What to expect at South Sound Oral Medicine
Many of the patients we treat have a condition that falls between medicine and dentistry. Many conditions are fairly common, while some are not. At South Sound Oral Medicine, we begin by taking a detailed history and performing a thorough oral exam. Additional imaging, lab tests, and/or a biopsy may be recommended. First appointments typically take anywhere from 30 to 90 minutes, and you can expect to leave with a working diagnosis and treatment plan.
Some conditions don’t have a definitive cure, and the most appropriate therapy is reversible and non-surgical. Doctor and patient work together to fine tune an effective management strategy, rather than trying to “fix” something that can’t be fixed. We spend time on patient education, as understanding improves treatment success and reduces worry. With the right approach, patients often experience considerable improvement.
When a problem extends beyond the scope of our field, we work with providers in other disciplines, such as oral surgery, endodontics, oral pathology, neurology, ENT, physical therapy, acupuncture, psychology, and pain management. We communicate our findings to referring doctors with written reports. Most of our services can be billed to one’s medical insurance.
-TMD, tooth grinding, and splint therapy -
Bruxism is defined as repeated jaw clenching, with or without tooth grinding, and is often a contributing factor in temporomandibular disorders (TMD or “TMJ”). Bruxism can cause or contribute to tooth damage, clicking jaw joints, jaw pain and stiffness, ear ringing, and headaches. Many people clench their teeth when concentrating or driving.

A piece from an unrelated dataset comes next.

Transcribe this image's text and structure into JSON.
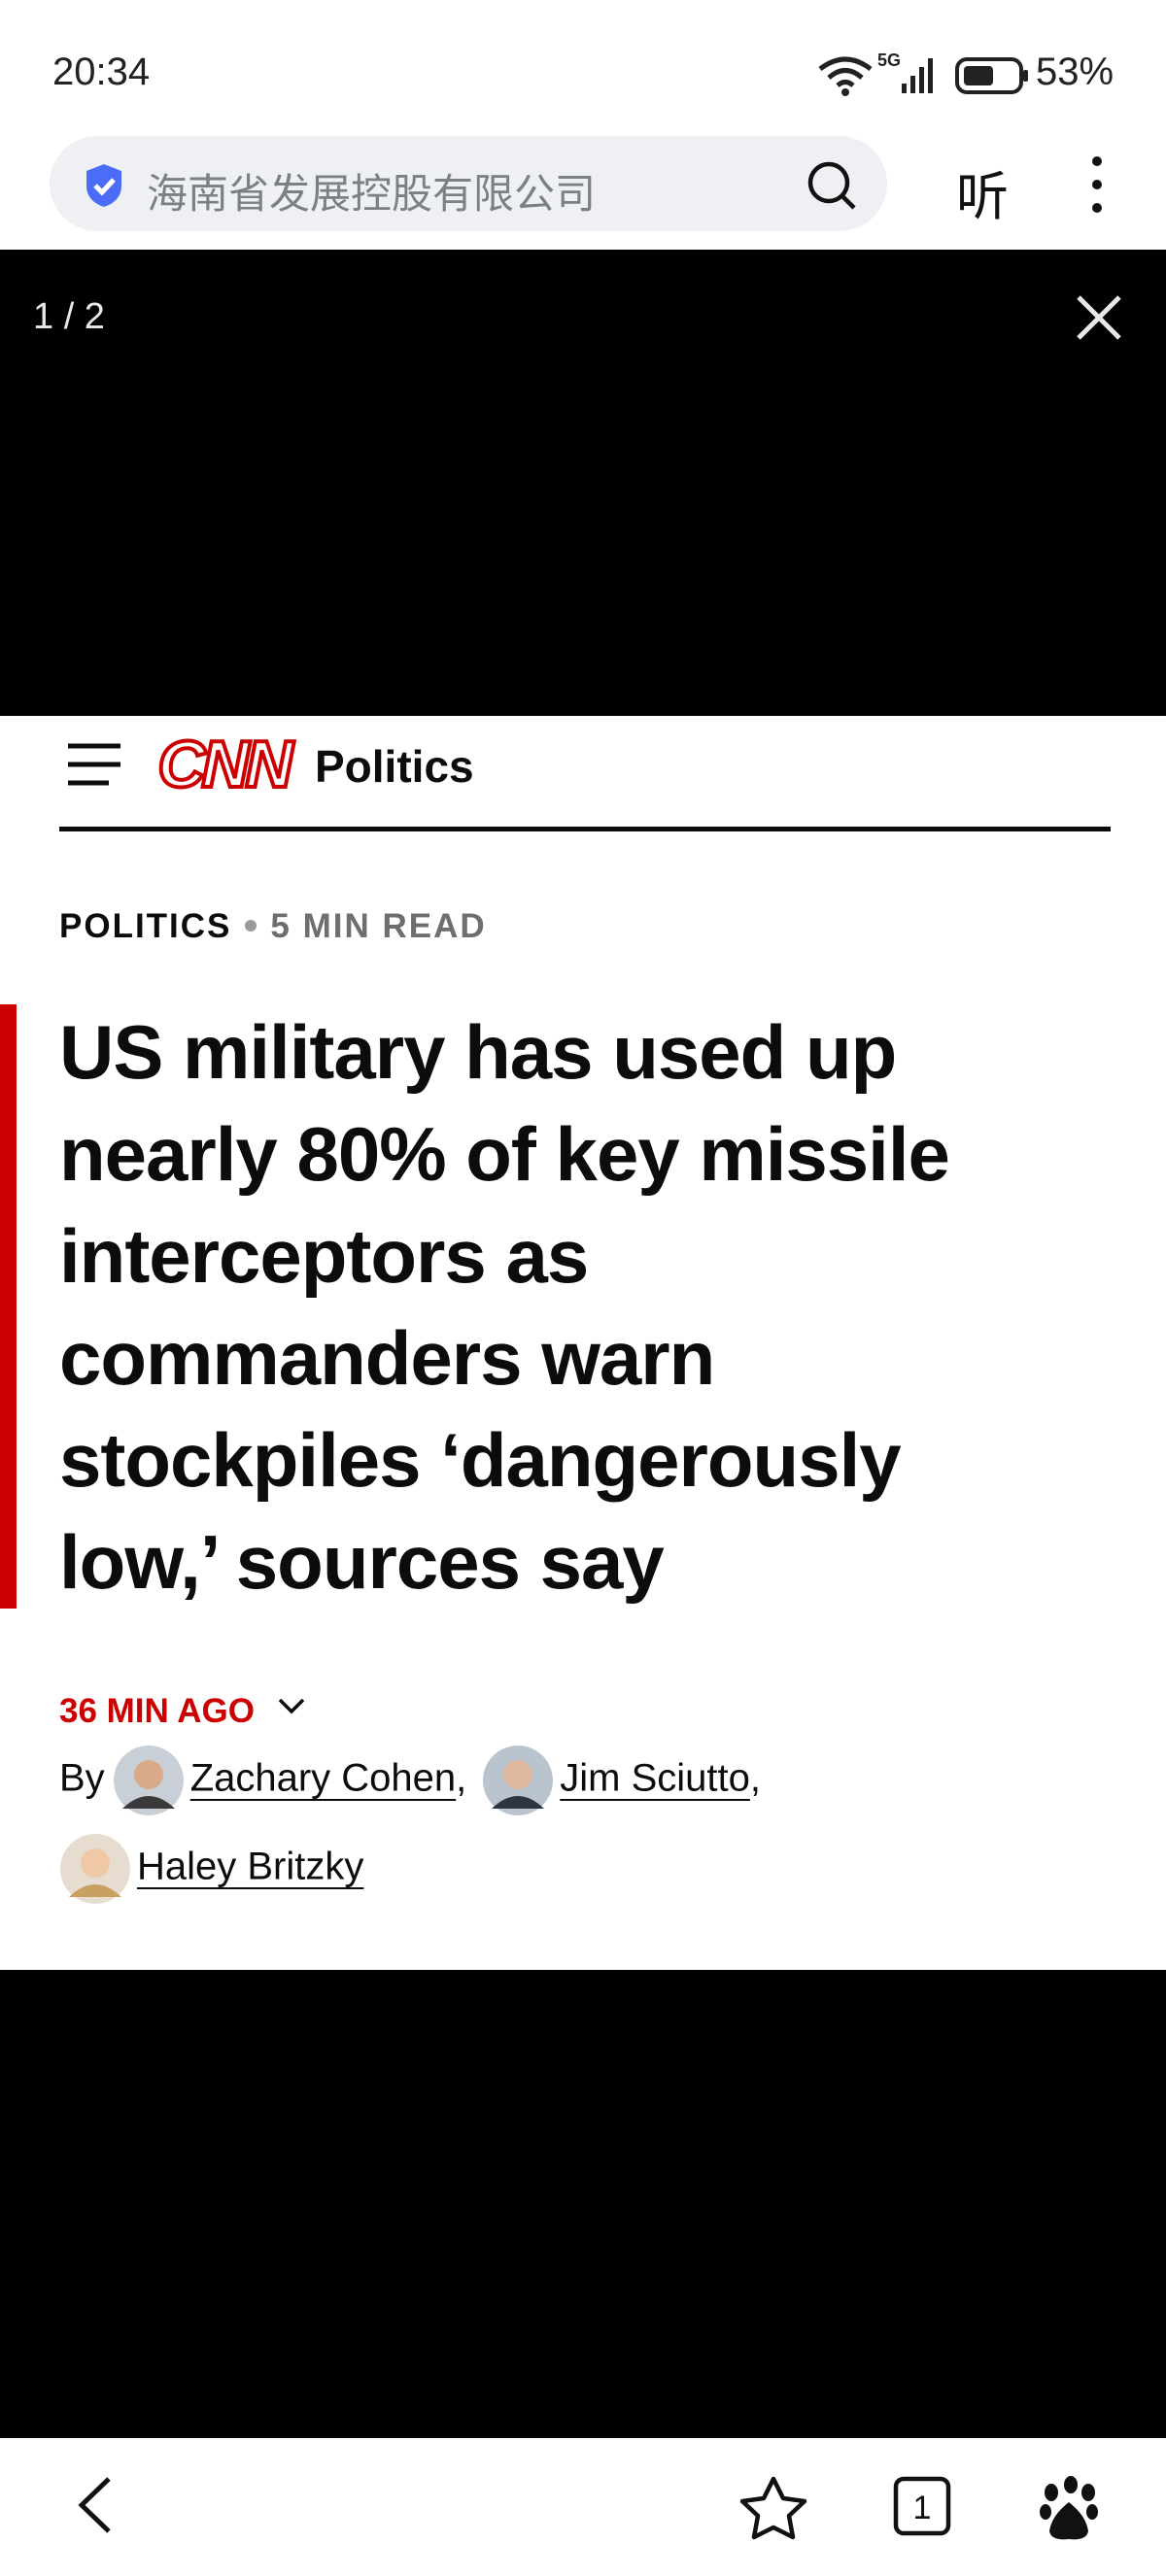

Clenching and grinding are also common sleep behaviors that may get worse during periods of stress or poor sleep, or following a motor vehicle accident. During sleep, the jaw muscles are not under conscious control and can undergo bursts of intense contraction, exerting several times more force than when awake. Sleep apnea, and certain medications that act on the central nervous system, are also associated with bruxism. However, a malocclusion (bad bite) does not cause bruxism, as was once thought.
There is no treatment that reliably prevents bruxism during the night, but habit awareness, relaxation, certain medications, and improved sleep may be helpful in reducing it. It’s important to allow adequate time for sleep. Practical guidelines for getting a healthy night’s sleep can be found here.
Somewhat like crutches for a sprained ankle, a properly designed occlusal splint (similar to a nightguard) can reduce the harm of bruxism, giving fatigued jaw muscles time to rest and recover. These appliances also protect the teeth and jaw joints (TMJ’s) from the effects of excessive loading.